La incultura política, la ignorancia de la historia, las tácticas electorales y la perversa suma de intereses y consignas han convertido al poder en el único fin y a la república en un tema del que se habla constantemente, sin entender ni su dimensión ni la importancia que tiene para los derechos de las personas y sus libertades.
En política, lo que importa es apropiarse del poder, no para servir, no para cumplir las promesas que saturan las campañas, sí para, una vez arriba, cambiar la reglas, hacer las reformas que convenga a los poderosos, asegurarse en el potro y quedarse el tiempo necesario para cumplir los fines del caudillo o del grupo y, si es preciso, perpetuarse en nombre de ese difuso personaje que llaman “pueblo”.
Carrera contra el tiempo
Los dictadores (hay que admitir que en el mundo ahora triunfa una incuestionable vocación dictatorial), apuestan a quedarse para siempre. Les perturban los plazos, les incomoda la alternabilidad, no soportan la relatividad del sistema. Aspiran al absoluto, a la verdad única, el derecho único, a la imagen eterna. Aspiran a convertirse en la verdad, en el fetiche, en el redentor. La política ha desplazado a la religión, las tesis se han hecho dogmas, y la democracia es ahora una versión falsificada de la idea original del poder del pueblo que, cuando vota para elegir, pierde toda capacidad de control y toda posibilidad de crítica. Por eso, las elecciones en sociedades donde sobrevive la cultura del cacique, son una suerte de sorteo sin retorno.
Votar sin miedo
La democracia de masas, la saturación informativa y la teatralización de la política han modificado profundamente la cultura y la forma de entender el fenómeno del poder. Las elecciones han dejado ser un método imperfecto, pero necesario, para escoger gobernantes y legisladores, y se han consolidado como la culminación de un espectáculo en el que prevalece una curiosa forma de sentimentalismo, y en la que prospera la psicología del jugador y el desprecio a racionalidad y a la prudencia.
El concurso por captar el poder cuenta con poderosos aliados: los sondeos, esa científica forma de inducir la conducta por medio de la propaganda, y la transformación de la entrevista y el debate en capítulos de un evento circense, cuyo propósito no es esclarecer conceptos y programas, sino triunfar e inducir la conciencia de los ingenuos. La idea prevaleciente no es convencer con razones, sí aplastar al otro. No demostrar, sí confundir.

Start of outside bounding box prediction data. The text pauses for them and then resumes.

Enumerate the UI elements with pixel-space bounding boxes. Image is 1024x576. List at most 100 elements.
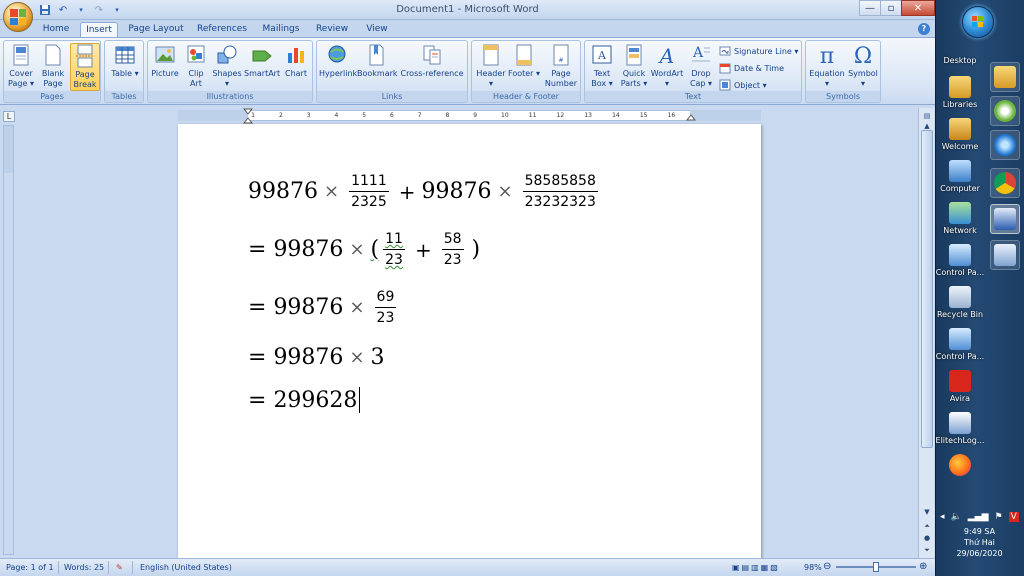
tab-home[interactable]: Home (38, 22, 74, 38)
group-illustrations: Picture Clip Art Shapes ▾ SmartArt Chart… (147, 40, 313, 103)
cover-page-button[interactable]: Cover Page ▾ (6, 43, 36, 89)
chevron-down-icon[interactable]: ▾ (74, 3, 88, 17)
picture-button[interactable]: Picture (150, 43, 180, 79)
ruler-number: 2 (278, 112, 283, 119)
group-text: A Text Box ▾ Quick Parts ▾ A WordArt ▾ A… (584, 40, 802, 103)
equation-button[interactable]: π Equation ▾ (808, 43, 846, 89)
tab-references[interactable]: References (194, 22, 250, 38)
object-button[interactable]: Object ▾ (719, 78, 767, 92)
page-break-icon (76, 44, 94, 68)
volume-icon[interactable]: 🔈 (951, 512, 962, 522)
zoom-out-icon[interactable]: ⊖ (823, 561, 831, 572)
taskbar-ie[interactable] (990, 130, 1020, 160)
group-tables: Table ▾ Tables (104, 40, 144, 103)
help-icon[interactable]: ? (918, 23, 930, 35)
desktop-icon-computer[interactable]: Computer (932, 160, 988, 193)
minimize-button[interactable]: — (859, 0, 881, 16)
next-page-icon[interactable]: ⏷ (921, 544, 933, 556)
clock[interactable]: 9:49 SA Thứ Hai 29/06/2020 (935, 526, 1024, 559)
start-button[interactable] (962, 6, 994, 38)
desktop-icon-network[interactable]: Network (932, 202, 988, 235)
tab-page-layout[interactable]: Page Layout (126, 22, 186, 38)
quick-parts-icon (626, 44, 642, 66)
header-button[interactable]: Header ▾ (474, 43, 508, 89)
tab-selector-button[interactable]: L (3, 111, 15, 122)
language-indicator[interactable]: English (United States) (140, 563, 232, 572)
group-label-links: Links (317, 91, 467, 102)
page-break-button[interactable]: Page Break (70, 43, 100, 91)
computer-icon (949, 160, 971, 182)
network-signal-icon[interactable]: ▂▄▆ (968, 512, 989, 522)
group-label-tables: Tables (105, 91, 143, 102)
page-count[interactable]: Page: 1 of 1 (6, 563, 54, 572)
proofing-icon[interactable]: ✎ (116, 563, 123, 572)
desktop-icon-avira[interactable]: Avira (932, 370, 988, 403)
desktop-icon-control-panel[interactable]: Control Pa... (932, 244, 988, 277)
taskbar-explorer[interactable] (990, 62, 1020, 92)
taskbar-chrome[interactable] (990, 168, 1020, 198)
desktop-icon-recycle-bin[interactable]: Recycle Bin (932, 286, 988, 319)
equation-line-3: = 99876 × 69 23 (248, 289, 397, 326)
tab-mailings[interactable]: Mailings (258, 22, 304, 38)
bookmark-button[interactable]: Bookmark (357, 43, 398, 79)
word-count[interactable]: Words: 25 (64, 563, 104, 572)
clip-art-button[interactable]: Clip Art (182, 43, 210, 89)
view-buttons-icon[interactable]: ▣▤▥▦▧ (732, 563, 780, 572)
flag-icon[interactable]: ⚑ (995, 512, 1003, 522)
document-page[interactable]: 99876 × 1111 2325 + 99876 × 58585858 23232… (178, 124, 761, 564)
right-indent-marker-icon[interactable] (686, 111, 696, 121)
chart-button[interactable]: Chart (282, 43, 310, 79)
smartart-button[interactable]: SmartArt (244, 43, 280, 79)
ruler-number: 3 (306, 112, 311, 119)
bookmark-icon (369, 44, 384, 66)
footer-button[interactable]: Footer ▾ (508, 43, 540, 79)
shapes-button[interactable]: Shapes ▾ (212, 43, 242, 89)
maximize-button[interactable]: ▫ (880, 0, 902, 16)
taskbar-app[interactable] (990, 96, 1020, 126)
antivirus-icon[interactable]: V (1008, 512, 1019, 522)
previous-page-icon[interactable]: ⏶ (921, 520, 933, 532)
hyperlink-icon (328, 45, 346, 63)
zoom-level[interactable]: 98% (804, 563, 822, 572)
symbol-button[interactable]: Ω Symbol ▾ (846, 43, 880, 89)
desktop-icon-elitechlog[interactable]: ElitechLog... (932, 412, 988, 445)
desktop-label[interactable]: Desktop (932, 56, 988, 65)
drop-cap-button[interactable]: A Drop Cap ▾ (685, 43, 717, 89)
vertical-ruler[interactable] (3, 125, 14, 555)
zoom-slider-knob[interactable] (873, 562, 879, 572)
desktop-icon-welcome[interactable]: Welcome (932, 118, 988, 151)
redo-icon[interactable]: ↷ (92, 3, 106, 17)
text-box-button[interactable]: A Text Box ▾ (587, 43, 617, 89)
desktop-icon-control-panel-2[interactable]: Control Pa... (932, 328, 988, 361)
taskbar-word[interactable] (990, 204, 1020, 234)
signature-line-button[interactable]: Signature Line ▾ (719, 44, 798, 58)
svg-text:A: A (692, 45, 704, 61)
horizontal-ruler[interactable]: 21123456789101112131415161718 (178, 110, 761, 121)
taskbar-calculator[interactable] (990, 240, 1020, 270)
tab-view[interactable]: View (360, 22, 394, 38)
undo-icon[interactable]: ↶ (56, 3, 70, 17)
show-hidden-icons-icon[interactable]: ◂ (940, 512, 945, 522)
signature-line-icon (719, 46, 731, 56)
save-icon[interactable] (38, 3, 52, 17)
wordart-button[interactable]: A WordArt ▾ (649, 43, 685, 89)
picture-icon (155, 46, 175, 63)
equation-line-4: = 99876 × 3 (248, 345, 385, 370)
customize-qat-icon[interactable]: ▾ (110, 3, 124, 17)
quick-parts-button[interactable]: Quick Parts ▾ (619, 43, 649, 89)
zoom-in-icon[interactable]: ⊕ (919, 561, 927, 572)
firefox-icon[interactable] (932, 454, 988, 478)
date-time-button[interactable]: Date & Time (719, 61, 784, 75)
browse-object-icon[interactable]: ● (921, 532, 933, 544)
table-button[interactable]: Table ▾ (109, 43, 141, 79)
indent-marker-icon[interactable] (243, 108, 253, 124)
desktop-icon-libraries[interactable]: Libraries (932, 76, 988, 109)
hyperlink-button[interactable]: Hyperlink (319, 43, 357, 79)
office-button[interactable] (3, 2, 33, 32)
blank-page-button[interactable]: Blank Page (38, 43, 68, 89)
tab-review[interactable]: Review (312, 22, 352, 38)
scroll-down-icon[interactable]: ▼ (921, 506, 933, 518)
cross-reference-button[interactable]: Cross-reference (399, 43, 465, 79)
tab-insert[interactable]: Insert (80, 22, 118, 38)
close-button[interactable]: ✕ (901, 0, 935, 16)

La transformación del poder en finalidad, implica la modificación sustancial de las razones y justificaciones de la democracia y de los métodos de los gobiernos y legislaturas. Este fenómeno que prospera en todo el mundo constituye un retroceso de los conceptos liberales de la política hacia el absolutismo, constituye una renuncia a los límites republicanos y una abdicación de las justificaciones morales y jurídicas del mando. El fenómeno se expresa en la personalización del poder en los caudillos, en el renacimiento de los autócratas y en la evidente decadencia del Estado de derecho.